Côte d’Ivoire – Significant progress in dialogue and reconciliation

The violence that followed former President Laurent Gbagbo’s refusal to step down after his defeat in the 2010 presidential election left 3,000 people dead and deep scars in the Ivorian social fabric. Gbagbo is now awaiting trial at the International Criminal Court in The Hague, while his party, the Ivorian Popular Front (Front Populaire Ivoirien – FPI) is considering its options.  The FPI boycotted legislative and local polls held in 2011 and 2013, respectively, and therefore lacks formal representation in elected office. The FPI has also refused to participate in the Permanent Dialogue Framework (Cadre Permanent de Dialogue – CPD), a forum where the government periodically discusses substantive issues with the opposition.

Real progress on reconciliation only started recently, with the release on bail of 14 Gbagbo loyalists on the eve of Côte d’Ivoire’s national day, August 7th, 2013. The prisoners released included Gbagbo’s son Michel and the chairman of the FPI, Pascal Affi N’Guessan.
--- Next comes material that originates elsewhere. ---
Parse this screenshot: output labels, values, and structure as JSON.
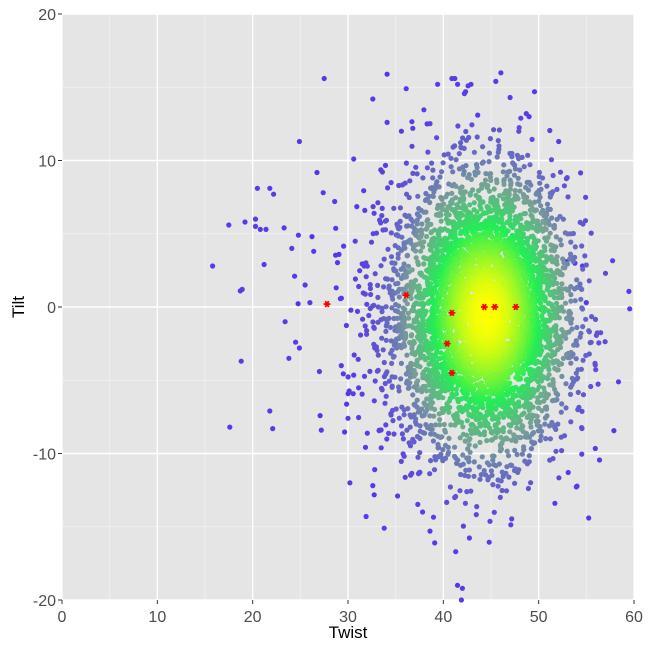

Shortly after assuming office in 2011, President Alassane Ouattara had established a Dialogue, Truth and Reconciliation Commission (Commission Dialogue, Verité et Réconciliation – CDVR), headed by former Prime Minister Charles Konan Banny. The CDVR struggled, however, to start its work and has thus far had little impact on the reconciliation process. The Commission was recently mandated to continue its work for another year.

With presidential elections in October 2015 fast approaching, the government has multiplied its good-will gestures toward the FPI and Gbagbo-supporters.  The first direct meeting between Affi N’Guessan and former Prime Minister Jeannot Kouadio-Ahoussou – mandated by President Ouattara to lead dialogue with the opposition – took place on January 15, 2014 and lasted a full three hours. This despite  a public statement by Affi N’Guessan only 8 days prior, declaring Ouattara ineligible to be a candidate in 2015 because of doubts on his nationality. To which the ruling party spokesperson retorted that the FPI wants to revive an old debate, qualifying Affi N’guessan as “a prisoner of war on temporary bail.”

Despite lingering tensions between the FPI and the ruling Rally of the Republicans of Côte d’Ivoire (Rassemblement des Républicains de Côte d’Ivoire – RDR), reconciliation initiatives have recently picked up speed. Late January, nearly 1,300 members of the Ivorian armed forces who had been in voluntary exile returned from Ghana and Liberia, following government guarantees for their safety and an FPI-mission to Accra who met with Gbagbo-supporters in exile there. Reportedly, the number of refugees in Liberia has fallen to 52,000, down from 220,000 three years ago. In early February, 2014, the government announced plans to free another 60 prisoners, with about 700 remaining prisoners still awaiting trial or bail. And on February 6th, Affi N’Guessan met for the first time with Banny and assured him that the FPI is willing and ready to support the CDVR’s efforts of national reconciliation.

The situation appears ripe and the political context conducive for more substantive dialogue on issues of electoral reform in preparation for 2015. The National Democratic Institute (NDI) was invited by the Ivorian government to support such reform efforts and fielded an international delegation in December 2013 that met with leaders across the political spectrum and will issue its recommendations in the coming weeks. Priority reform measures include reconfiguration of the independent election commission and updating of the voters list.

President Ouattara has already announced his intention to stand for reelection. The participation of the FPI in a peaceful presidential poll in 2015 would provide the newly elected president with the legitimacy required to heal a country that has been deeply divided since the death of its first president, Félix Houphouët-Boigny, in 1993.